Monday, August 13, 2007

"Legislators are wary of this new animal. They fear that 'availability payments' might just be concessions with rouge and lipstick."

Transportation panel finds another way to skin toll cat

'Availability payments' are TxDOT's newest idea for bringing the private sector into the toll road game.

August 13, 2007

Ben Wear
Austin American-Statesman
Copyright 2007

The folks at the Texas Department of Transportation, and their friends in the Worldwide Tolloplex, are nothing if not resourceful.

Witness their newest invention for slow dancing with the private sector on toll roads: availability payments.

Haven't heard of this creature? Consider yourself in good company with about 99.999 percent of all Texans. But the Texas Transportation Commission has been talking about using them for a couple of months, at least publicly, which coincides with the interval since the Legislature passed a bill restricting private toll roads and then went home for awhile.

Availability payments — you gotta love the perfect bureaucratic inscrutability of that name — are an attempt to split the difference between government-run tollways and the privately financed and operated toll roads that had the public and Legislature steamed up earlier this year. In theory, it would be a best-of-both-worlds thing, tapping the private investment sector's purportedly bounteous piggy bank while leaving full ownership and operation of tollways in public hands.

In theory, this would stand in contrast to concessions. With those, a private entity (like Cintra-Zachry, which is building the next 40 miles of the Texas 130 tollway) gets a long-term lease from the government to finance, build and operate a tollway, including the right to set the tolls (within contractual limitations). Concessions can be accompanied by upfront payments to the government, money that can be used for other transportation projects.

The Legislature said it didn't like concessions and put a two-year moratorium on them, although the promise of those upfront payments and quickly getting critically needed roads built moved lawmakers to allow about a dozen exceptions across the state.

How would availability payments work? The private entity (probably some sort of consortium) would use its own money to design, build and maybe even maintain the road. In return, its contract with the state or a local toll authority might guarantee minimum and maximum payments.

The size of those periodic payments would be based on how well the toll road performs, fluctuating based on the money "available." Thus, the name.

There could, of course, be endless variations on this theme, limited only by the seemingly limitless capacity of financial experts to structure deals. The private entity, for instance, could instead get a percentage of toll revenue, Transportation Commission Chairman Ric Williamson said last week. But that starts to look uncomfortably similar to a concession, and one imagines that a percentage partner would want some contractual say in toll rates.

Williamson said an availability payment scenario could even include the beloved upfront payments.
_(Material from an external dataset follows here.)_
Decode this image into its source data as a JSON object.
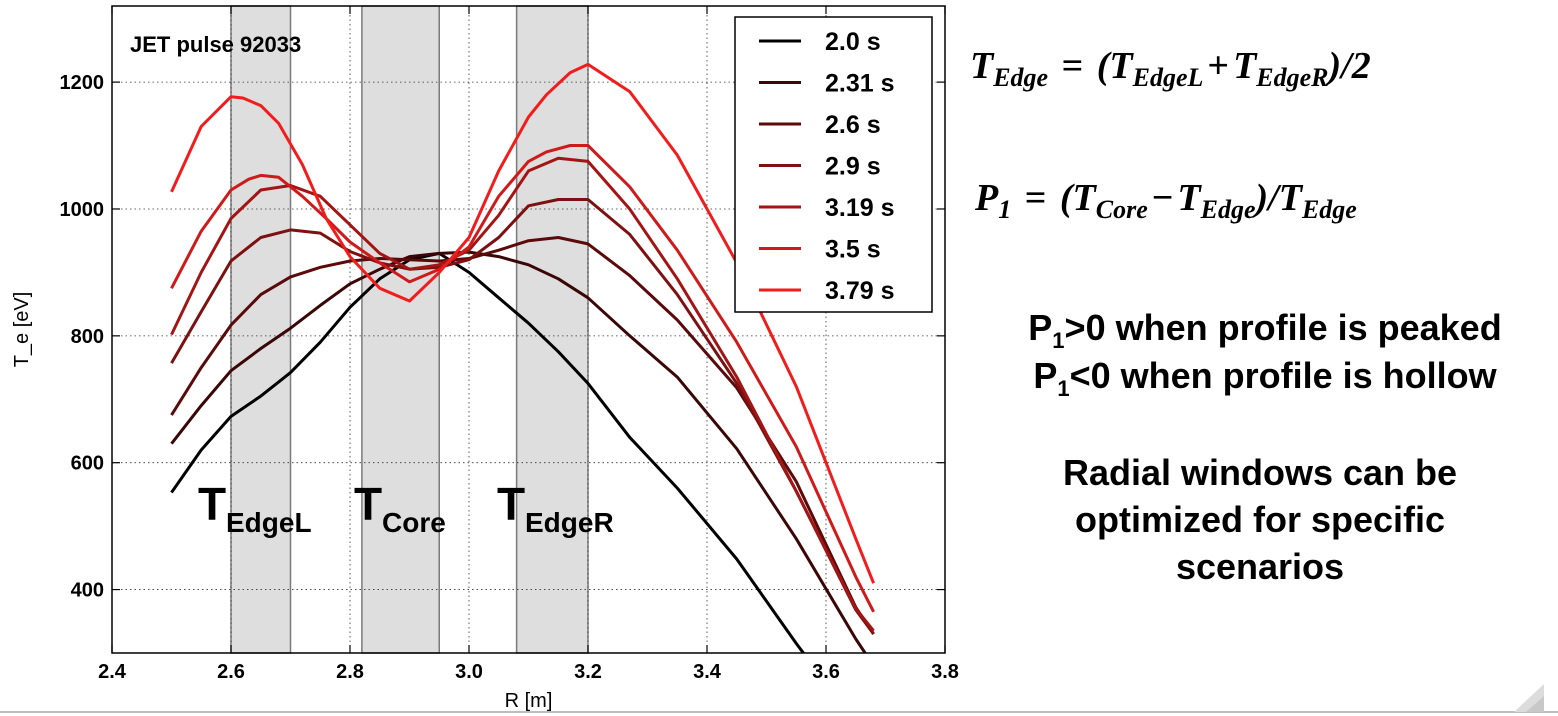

This might be relevant in Central Texas. The Capital Area Metropolitan Planning Organization board in October probably will vote on a second wave of tollways for the Austin area, and the five-road plan is said to be at least a half-billion dollars short of state and local tax money. Availability payments, and tolls to generate the money for them, could fill in that hole. Or the Central Texas Regional Mobility Authority, which probably will operate the roads, could go the traditional route and just borrow money on the bond market.

Availability payments, some argue, offer a lower financing cost. One would hope the mobility authority would do whatever it takes to make a gimlet-eyed comparison of the two approaches.

Given the raw feelings generated by the Perry administration's tollway and concession push, legislators are wary of this new animal. They fear that availability payments might just be concessions with rouge and lipstick.

"On first blush, it appears this is an attempt to get around what the Legislature did in Senate Bill 792," state Sen. John Carona, R-Dallas, chairman of the Senate Transportation and Homeland Security, said last week.

Williamson would say this is an attempt to pay for needed highways, after lawmakers diverted more road money to other stuff and failed to raise the gas tax.

Carona opposes those diversions and supports raising the gas tax. But until the Legislature actually agrees with Carona and addresses the problem, it's hard to blame Williamson too much for using what's, eh, available.